Use e-Stat API from Python

The Ministry of Internal Affairs and Communications eStat publishes data on government statistics. How to get government statistics data

  1. Access e-Stat HP (or Web scraping)
  2. Use e-Stat API

There is. This article mainly describes 2 (using e-Stat API). Use request and ʻurllib` in the same way that you would normally use an API in Python. For detailed specifications of eStat API (version 3.0), see API Specifications (ver 3.0). See 0).

Method 1: Access e-Stat HP

On the e-Stat homepage, data is provided from the DB with a structured URL, so web scraping is possible. As an example, the URL of e-Stat for "Household Survey / Household Income and Expenditure Detailed Results Table for Households with Two or More People"

https://www.e-stat.go.jp/stat-search/files?page=1&layout=datalist&toukei=00200561&tstat=000000330001&cycle=1&year=20200&month=12040606&tclass1=000000330001&tclass2=000000330004&tclass3=000000330005&stat_infid=000031969452&result_back=1

Has the following correspondence between each classification item and HTTP GET parameter specification (" & <param> = <value> ").

item value URL params
Government statistics name Household survey &toukei=00200561
Provided statistic name Household survey &tstat=000000330001
Offer classification 1 Household income and expenditure tclass1=000000330001
Offer classification 2 Households with two or more people (results excluding agriculture, forestry and fishermen's households) tclass2=000000330002
Offer classification 3 Detailed result table tclass3=000000330003
Offer cycle Monthly &cycle=1
Survey date January 2000 &year=20000 &month=11010301

** Government Statistics Code **

Data published on eStat are identified by government statistical codes and statistical table IDs. For example, the census government statistics code is 00200521, and the household survey government statistics code is 00200561.

When acquiring data from e-Stat, first specify the "government statistics code" and perform a conditional search for the statistical table included in the specified government statistics. There are other codes set by the Ministry of Internal Affairs and Communications, such as prefecture codes and city codes. The code to be referred to when performing a conditional search is described here.

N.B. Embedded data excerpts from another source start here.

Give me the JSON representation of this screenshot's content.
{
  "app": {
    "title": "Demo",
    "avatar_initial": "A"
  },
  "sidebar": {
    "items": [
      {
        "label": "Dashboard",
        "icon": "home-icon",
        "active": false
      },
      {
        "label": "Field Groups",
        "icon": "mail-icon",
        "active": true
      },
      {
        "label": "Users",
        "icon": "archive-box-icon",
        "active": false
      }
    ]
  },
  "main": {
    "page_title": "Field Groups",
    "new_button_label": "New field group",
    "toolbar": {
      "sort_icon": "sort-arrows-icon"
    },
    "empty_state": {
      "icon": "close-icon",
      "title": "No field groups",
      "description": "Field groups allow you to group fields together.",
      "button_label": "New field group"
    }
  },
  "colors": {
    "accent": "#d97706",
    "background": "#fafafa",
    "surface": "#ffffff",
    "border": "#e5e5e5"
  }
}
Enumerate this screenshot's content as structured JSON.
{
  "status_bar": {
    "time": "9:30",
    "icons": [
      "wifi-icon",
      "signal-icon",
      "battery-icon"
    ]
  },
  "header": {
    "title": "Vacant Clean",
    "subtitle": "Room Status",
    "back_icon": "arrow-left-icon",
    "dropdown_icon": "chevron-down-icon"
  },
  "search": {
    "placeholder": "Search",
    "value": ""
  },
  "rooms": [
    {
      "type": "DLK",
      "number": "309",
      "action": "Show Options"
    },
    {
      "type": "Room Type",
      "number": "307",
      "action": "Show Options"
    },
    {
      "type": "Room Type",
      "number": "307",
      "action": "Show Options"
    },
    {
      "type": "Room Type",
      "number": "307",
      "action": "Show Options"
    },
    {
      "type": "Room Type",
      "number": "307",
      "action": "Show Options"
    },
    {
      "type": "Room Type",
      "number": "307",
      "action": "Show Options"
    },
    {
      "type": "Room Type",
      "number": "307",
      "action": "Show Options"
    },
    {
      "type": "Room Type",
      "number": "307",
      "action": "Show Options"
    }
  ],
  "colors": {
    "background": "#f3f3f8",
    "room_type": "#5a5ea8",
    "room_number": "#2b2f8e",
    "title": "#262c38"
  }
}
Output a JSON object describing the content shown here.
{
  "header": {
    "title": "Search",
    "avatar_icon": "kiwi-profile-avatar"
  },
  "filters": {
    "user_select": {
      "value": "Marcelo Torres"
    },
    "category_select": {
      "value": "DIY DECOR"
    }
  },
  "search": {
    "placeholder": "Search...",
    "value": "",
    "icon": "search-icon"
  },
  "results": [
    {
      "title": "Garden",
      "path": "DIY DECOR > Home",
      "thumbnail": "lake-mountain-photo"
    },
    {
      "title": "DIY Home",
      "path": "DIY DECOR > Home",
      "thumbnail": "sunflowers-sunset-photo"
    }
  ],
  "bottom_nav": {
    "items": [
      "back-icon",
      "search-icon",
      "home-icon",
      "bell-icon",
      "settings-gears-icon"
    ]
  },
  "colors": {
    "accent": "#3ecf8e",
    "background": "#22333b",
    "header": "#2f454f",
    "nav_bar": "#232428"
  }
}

-Government Statistics Code List (Example: "Census 2015" = "00200521") -Statistical table creation organization code (Example: "Ministry of Internal Affairs and Communications" = "00200") -Prefecture code, city code (Example: "Hokkaido" = "01" "Sapporo City" = "1002") -National Local Public Organization Code (Example: "Sapporo, Hokkaido" = "011002")

Method 2: Use e-Stat API

** step 1: Get the application ID of the eStat API. ** **

Access the top page of eStats API and perform the procedure from "User registration / login". After registering your name, email address and password, the application ID will be sent by email. API calls cannot be made without the application ID.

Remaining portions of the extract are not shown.